Gaétan Nadeau et Rodrigue Jean : La subversion tranquille
Scène

Gaétan Nadeau et Rodrigue Jean : La subversion tranquille

Invités par le Nouveau Théâtre Expérimental à nous faire redécouvrir Montréal dans un spectacle hors-norme, Gaétan Nadeau et Rodrigue Jean transforment le théâtre en espace de rencontre avec Zoo 2011.

En 1977, la folle équipe du Théâtre Expérimental de Montréal interroge la relation au spectateur et explore de nouvelles formes théâtrales avec Zoo, une installation mettant en scène humains et animaux. Robert Gravel et Jean-Pierre Ronfard sont de la partie. Trois décennies plus tard, Alexis Martin et Daniel Brière, codirecteurs artistiques de la structure devenue NTE, commandent au créateur polymorphe Gaétan Nadeau une oeuvre qui ferait écho à cette expérience iconoclaste et éclatée. Les contraintes: une dramaturgie atypique, une forme déambulatoire présentant des micro-univers et aucun acteur professionnel.

"Alexis voulait une sorte de radiographie du Montréal actuel avec des gens issus de la communauté, raconte Nadeau. J’ai tout de suite pensé à collaborer avec Rodrigue Jean parce qu’il est en contact avec un réseau auquel je n’ai pas accès." Auteur du documentaire Hommes à louer et animateur du collectif Épopée.me, qui se consacre à la création cinématographique sur le Web avec des personnes marginalisées du quartier Centre-Sud, le cinéaste a vu dans ce projet une nouvelle occasion de mêler art, politique et société.

"La contre-culture des années 1970 était avant le féminisme et les études postcoloniales, commente-t-il. Le TEM avait fait du concept du zoo humain, raciste et colonialiste, quelque chose de festif. Nous avons pour notre part décidé de ne pas faire un spectacle, de ne pas donner des gens en pâture, mais de proposer une pure rencontre avec un monde que nous avons choisi."

"Il n’y a pas de dramaturgie, renchérit Nadeau. On voit simplement des gens qui s’adonnent à des pratiques de haute intensité, métier ou loisir, politisées ou très intimes, qui occupent la ville, mais auxquelles on n’a pas accès parce qu’elles échappent d’une certaine façon au contrôle de l’État."

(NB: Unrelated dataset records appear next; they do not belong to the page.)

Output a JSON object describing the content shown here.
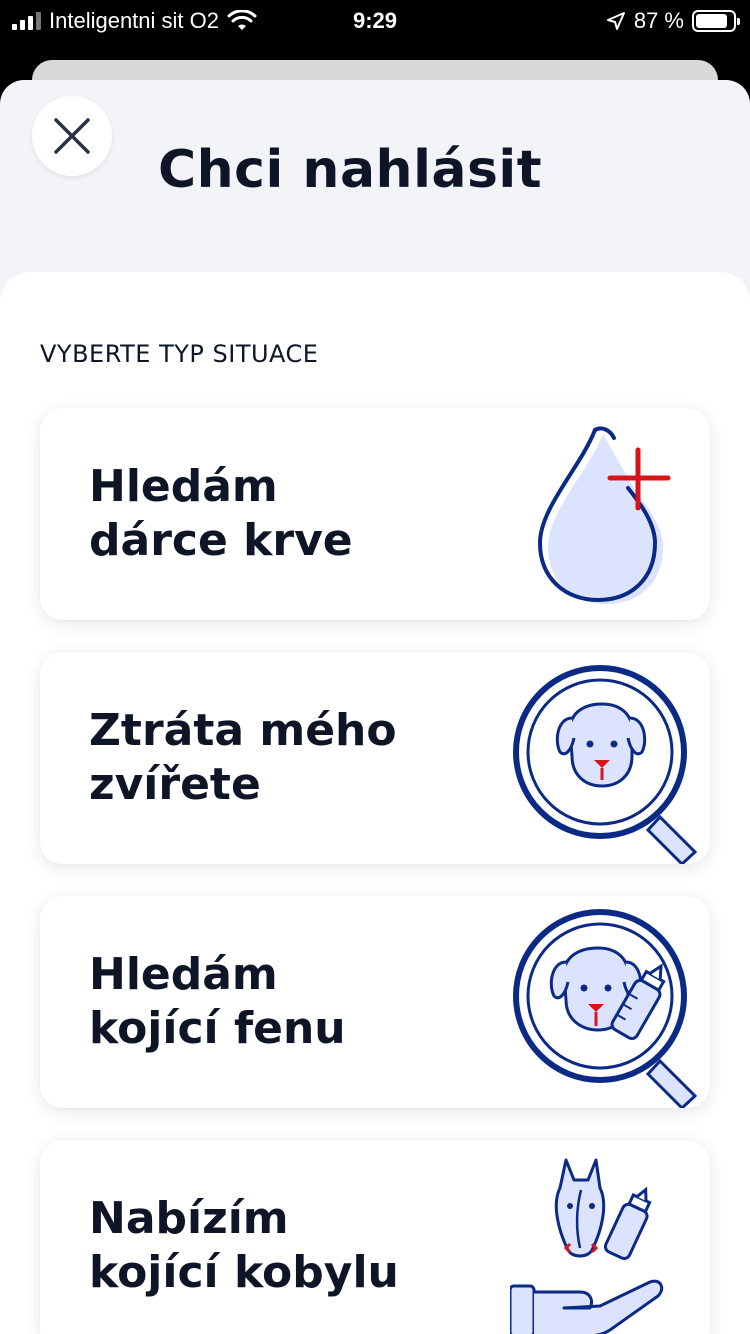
{
  "status_bar": {
    "carrier": "Inteligentni sit O2",
    "time": "9:29",
    "battery": "87 %"
  },
  "header": {
    "title": "Chci nahlásit"
  },
  "section": {
    "label": "VYBERTE TYP SITUACE"
  },
  "cards": [
    {
      "line1": "Hledám",
      "line2": "dárce krve",
      "icon": "blood-drop-icon"
    },
    {
      "line1": "Ztráta mého",
      "line2": "zvířete",
      "icon": "magnifier-dog-icon"
    },
    {
      "line1": "Hledám",
      "line2": "kojící fenu",
      "icon": "magnifier-dog-bottle-icon"
    },
    {
      "line1": "Nabízím",
      "line2": "kojící kobylu",
      "icon": "horse-bottle-hand-icon"
    }
  ],
  "colors": {
    "navy": "#0a2a86",
    "red": "#d8141b",
    "light_blue": "#dbe3ff",
    "text": "#0d1526"
  }
}
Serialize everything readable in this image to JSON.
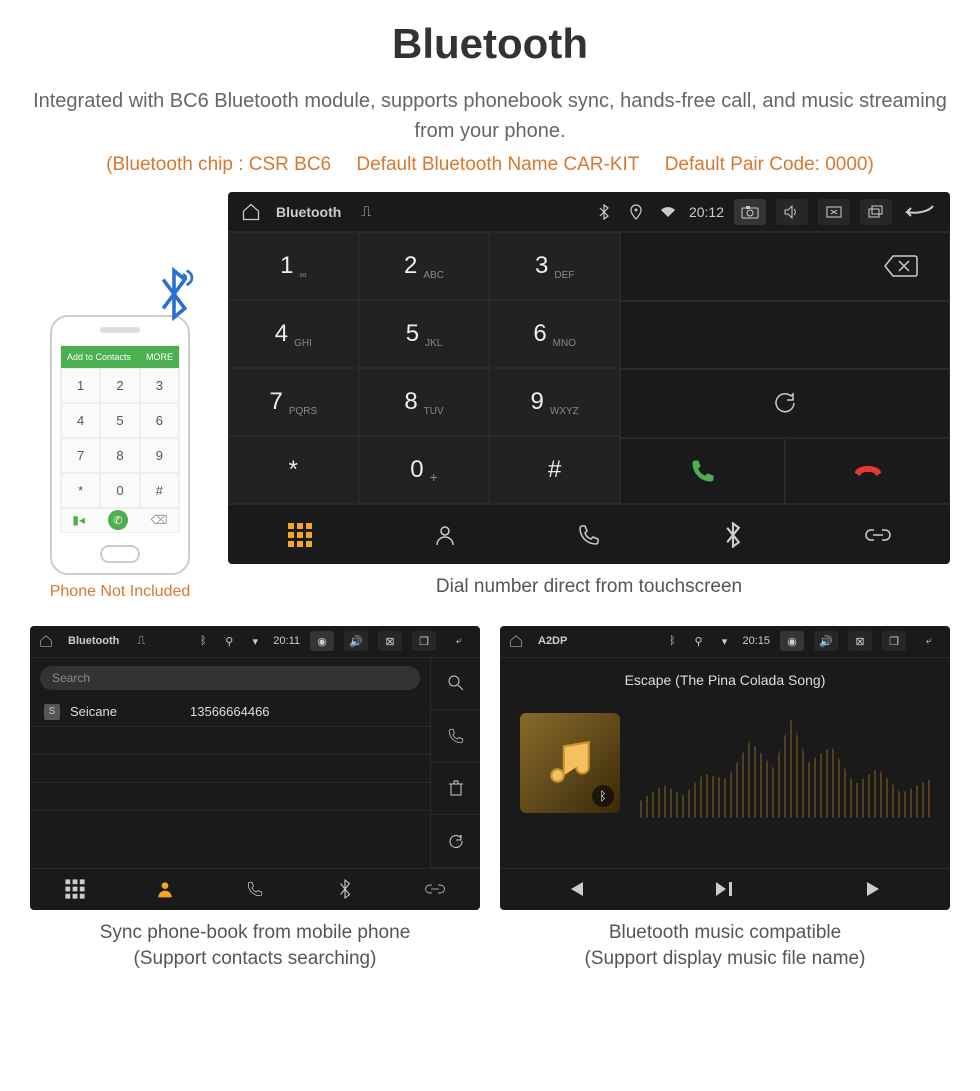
{
  "header": {
    "title": "Bluetooth",
    "description": "Integrated with BC6 Bluetooth module, supports phonebook sync, hands-free call, and music streaming from your phone.",
    "spec_chip": "(Bluetooth chip : CSR BC6",
    "spec_name": "Default Bluetooth Name CAR-KIT",
    "spec_code": "Default Pair Code: 0000)"
  },
  "phone": {
    "header_left": "Add to Contacts",
    "header_right": "MORE",
    "keys": [
      "1",
      "2",
      "3",
      "4",
      "5",
      "6",
      "7",
      "8",
      "9",
      "*",
      "0",
      "#"
    ],
    "label": "Phone Not Included"
  },
  "dialer": {
    "statusbar": {
      "title": "Bluetooth",
      "time": "20:12"
    },
    "keys": [
      {
        "n": "1",
        "s": "∞"
      },
      {
        "n": "2",
        "s": "ABC"
      },
      {
        "n": "3",
        "s": "DEF"
      },
      {
        "n": "4",
        "s": "GHI"
      },
      {
        "n": "5",
        "s": "JKL"
      },
      {
        "n": "6",
        "s": "MNO"
      },
      {
        "n": "7",
        "s": "PQRS"
      },
      {
        "n": "8",
        "s": "TUV"
      },
      {
        "n": "9",
        "s": "WXYZ"
      },
      {
        "n": "*",
        "s": ""
      },
      {
        "n": "0",
        "s": "+"
      },
      {
        "n": "#",
        "s": ""
      }
    ],
    "caption": "Dial number direct from touchscreen"
  },
  "contacts": {
    "statusbar": {
      "title": "Bluetooth",
      "time": "20:11"
    },
    "search_placeholder": "Search",
    "row": {
      "badge": "S",
      "name": "Seicane",
      "number": "13566664466"
    },
    "caption1": "Sync phone-book from mobile phone",
    "caption2": "(Support contacts searching)"
  },
  "music": {
    "statusbar": {
      "title": "A2DP",
      "time": "20:15"
    },
    "track": "Escape (The Pina Colada Song)",
    "caption1": "Bluetooth music compatible",
    "caption2": "(Support display music file name)"
  }
}
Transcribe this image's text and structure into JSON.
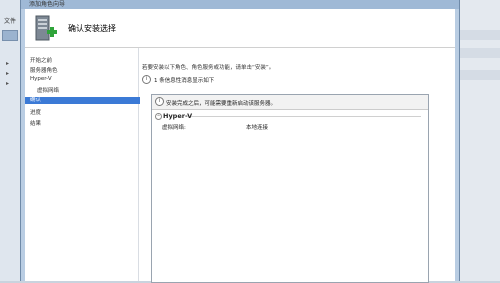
{
  "background": {
    "tab_label": "文件",
    "tree_markers": [
      "▸",
      "▸",
      "▸"
    ]
  },
  "dialog": {
    "titlebar_text": "添加角色向导",
    "page_title": "确认安装选择",
    "nav": [
      {
        "label": "开始之前",
        "selected": false
      },
      {
        "label": "服务器角色",
        "selected": false
      },
      {
        "label": "Hyper-V",
        "selected": false
      },
      {
        "label": "虚拟网络",
        "selected": false
      },
      {
        "label": "确认",
        "selected": true
      },
      {
        "label": "进度",
        "selected": false
      },
      {
        "label": "结果",
        "selected": false
      }
    ],
    "intro_text": "若要安装以下角色、角色服务或功能，请单击“安装”。",
    "info_message": "1 条信息性消息显示如下",
    "notice_text": "安装完成之后，可能需要重新启动该服务器。",
    "section": {
      "toggle": "^",
      "title": "Hyper-V",
      "rows": [
        {
          "label": "虚拟网络:",
          "value": "本地连接"
        }
      ]
    }
  },
  "colors": {
    "selection": "#3b7ad6",
    "frame": "#b9cde3"
  }
}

Au total, une quinzaine de ces pratiques que les créateurs tiennent à garder secrètes sont mises en espace de façon très simple. Dans une semi-pénombre, les mystérieux protagonistes de ce non-spectacle exécutent naturellement leurs tâches, et les visiteurs, libres de déambuler d’une station à l’autre en passant par le bar, ont le choix d’entrer en relation, d’engager le dialogue, de lire des documents mis à leur disposition et de s’asseoir pour réfléchir à la situation. La dimension théâtrale réside dans les notions d’espace et de temps et dans l’environnement sonore créé par Nancy Tobin et Nicolas Dion à partir des bruits ambiants.

"Parce qu’on est à une époque où la classe moyenne disparaît et que l’ensemble de la population est marginalisée et poussée vers la précarité, c’est une façon de montrer la pointe de l’iceberg du monde à venir si l’Occident poursuit sa marche actuelle", affirme Jean.

Élaborée avec le concours du philosophe Erik Bordeleau, la proposition offre un questionnement sur ce que peut signifier "vivre ensemble". En ces temps d’indignations et de révolutions, elle se pose comme une invitation à créer une communauté humaine qui transcende les différences qui séparent les individus. Hautement subversif.